City Birds by Dean Norman
City Birds follows the life of two falcon hatchlings, named Stars and Stripes, as they hatch and grow up on the ledge of a skyscraper in Cleveland, Ohio. Their parents introduce them to this wide new world—from the humans, who are there to help protect their nest and their lives; to the lack of nutritional value in “fowl balls” from the nearby baseball stadium; and how and when to leave the nest. This is a cute, fun, heartwarming comic based on a true story—particularly perfect for bird lovers!
The Conference of the Birds by Peter Sís
All of the birds in the world unite under a hoopoe, who leads them on a journey to find their true king, Simorgh. Along the way, they pass through the valleys of quest, love, understanding, detachment, unity, amazement, and death. Not all of the birds survive the trip; those who remain are bound to one another, and they discover that they are Simorgh, and Simorgh is each of them. Based on the classic twelfth-century Sufi epic poem of the same name, The Conference of the Birds features gorgeous illustrations, poetic language, and a lovely message—making it a permanent fixture on my shelf.
Watchmen by Alan Moore and Dave Gibbons
In Watchmen, Nite Owl is a pivotal character—or, to be more accurate, both men who don the owlish outfit and name are. Hollis Mason first earned the moniker by working out late at the police gym and keeping a strict bedtime. After Mason retired from his superheroics, Daniel Dreiberg asked if he could take up the feathery mantle. Dreiberg, an inventor, flies an owl-shaped airship, known (perhaps unsurprisingly) as the “Owlship”—which, among its many weapons, employs a piercing screech much like the bird’s call. Nite Owl even has his own eponymous title in the “Before Watchmen” series.

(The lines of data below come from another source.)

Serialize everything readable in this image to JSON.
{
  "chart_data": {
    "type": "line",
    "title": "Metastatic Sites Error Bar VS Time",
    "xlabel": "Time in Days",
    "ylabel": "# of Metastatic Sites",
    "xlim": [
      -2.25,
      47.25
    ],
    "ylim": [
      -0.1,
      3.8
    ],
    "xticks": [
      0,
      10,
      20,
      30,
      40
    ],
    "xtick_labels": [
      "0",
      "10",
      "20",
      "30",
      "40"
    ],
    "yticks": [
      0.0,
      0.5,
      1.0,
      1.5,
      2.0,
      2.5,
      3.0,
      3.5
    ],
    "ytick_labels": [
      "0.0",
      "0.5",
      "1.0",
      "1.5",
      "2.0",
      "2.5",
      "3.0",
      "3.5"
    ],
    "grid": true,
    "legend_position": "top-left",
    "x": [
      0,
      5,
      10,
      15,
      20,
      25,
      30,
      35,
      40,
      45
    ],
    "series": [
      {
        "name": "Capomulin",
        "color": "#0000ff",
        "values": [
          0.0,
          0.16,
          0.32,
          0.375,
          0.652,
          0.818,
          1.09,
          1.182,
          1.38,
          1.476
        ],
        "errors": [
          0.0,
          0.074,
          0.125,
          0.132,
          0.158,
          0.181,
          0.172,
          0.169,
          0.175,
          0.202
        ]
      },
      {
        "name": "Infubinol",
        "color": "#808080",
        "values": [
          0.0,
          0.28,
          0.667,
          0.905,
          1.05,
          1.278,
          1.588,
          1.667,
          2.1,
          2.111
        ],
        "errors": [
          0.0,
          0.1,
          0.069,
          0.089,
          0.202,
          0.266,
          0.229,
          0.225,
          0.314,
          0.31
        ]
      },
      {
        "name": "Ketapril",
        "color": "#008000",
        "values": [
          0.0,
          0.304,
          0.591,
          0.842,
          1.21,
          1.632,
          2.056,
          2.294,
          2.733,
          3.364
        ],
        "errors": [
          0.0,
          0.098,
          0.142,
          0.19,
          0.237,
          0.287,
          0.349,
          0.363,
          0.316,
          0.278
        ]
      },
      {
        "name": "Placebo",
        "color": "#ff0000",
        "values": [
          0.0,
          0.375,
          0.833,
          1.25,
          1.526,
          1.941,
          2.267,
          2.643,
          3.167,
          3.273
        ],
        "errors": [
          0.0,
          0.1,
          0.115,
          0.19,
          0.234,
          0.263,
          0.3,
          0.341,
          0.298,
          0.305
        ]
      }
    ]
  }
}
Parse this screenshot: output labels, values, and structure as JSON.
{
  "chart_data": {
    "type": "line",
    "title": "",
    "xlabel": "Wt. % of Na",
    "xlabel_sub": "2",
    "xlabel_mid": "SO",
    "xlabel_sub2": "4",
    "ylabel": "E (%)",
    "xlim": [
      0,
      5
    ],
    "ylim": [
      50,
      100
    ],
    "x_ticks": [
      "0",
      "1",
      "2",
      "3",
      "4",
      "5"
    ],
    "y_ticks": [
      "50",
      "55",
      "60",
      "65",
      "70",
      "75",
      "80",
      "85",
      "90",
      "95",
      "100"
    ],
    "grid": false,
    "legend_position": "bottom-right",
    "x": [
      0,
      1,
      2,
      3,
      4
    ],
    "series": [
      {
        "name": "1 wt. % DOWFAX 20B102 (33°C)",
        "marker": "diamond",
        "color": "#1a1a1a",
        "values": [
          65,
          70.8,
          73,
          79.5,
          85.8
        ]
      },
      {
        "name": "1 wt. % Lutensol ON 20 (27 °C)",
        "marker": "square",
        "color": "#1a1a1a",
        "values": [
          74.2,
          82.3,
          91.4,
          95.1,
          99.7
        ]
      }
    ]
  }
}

You gotta hand it to a couple of guys who have the owl-like wisdom to model their antics after one of the coolest birds out there.
Black Canary by Brenden Fletcher, Annie Wu, Pia Guerra, Lee Loughridge, Sandy Jarrell, and Steve Wands
Dinah—or “D.D.”—is the mysterious new frontwoman of Black Canary, a new band that is already mega-successful. But trouble seems to follow Dinah, and show after show ends in a fight. Will her past always follow her? And if it does… is that such a bad thing? References to Dinah’s canary scream and her birdy nickname run rampant throughout the first volume of this book, but my favorite moment by far is when Dinah takes the stage and someone in the crowd shouts “Freebird!!” So perfect.
Pretty Deadly by Kelly Sue DeConnick, Emma Rios, Jordie Bellaire, Sigrid Ellis, and Clayton Cowles
Sissy, the main character of Pretty Deadly, wears the skin of a vulture, and this theme is woven throughout the book with the appearance of feathers and the intimation of flight. The scenes of Sissy perched on a rock or a horse, the way she quietly observes others’ actions with avian curiosity—the creators so effortlessly blend reality and fantasy that I truly began to believe she is part bird.
I know I’m probably missing a ton of super birds; I’ve already added Hawkeye, Birds of Prey, and Nightwing to my reading list to continue the birdy theme.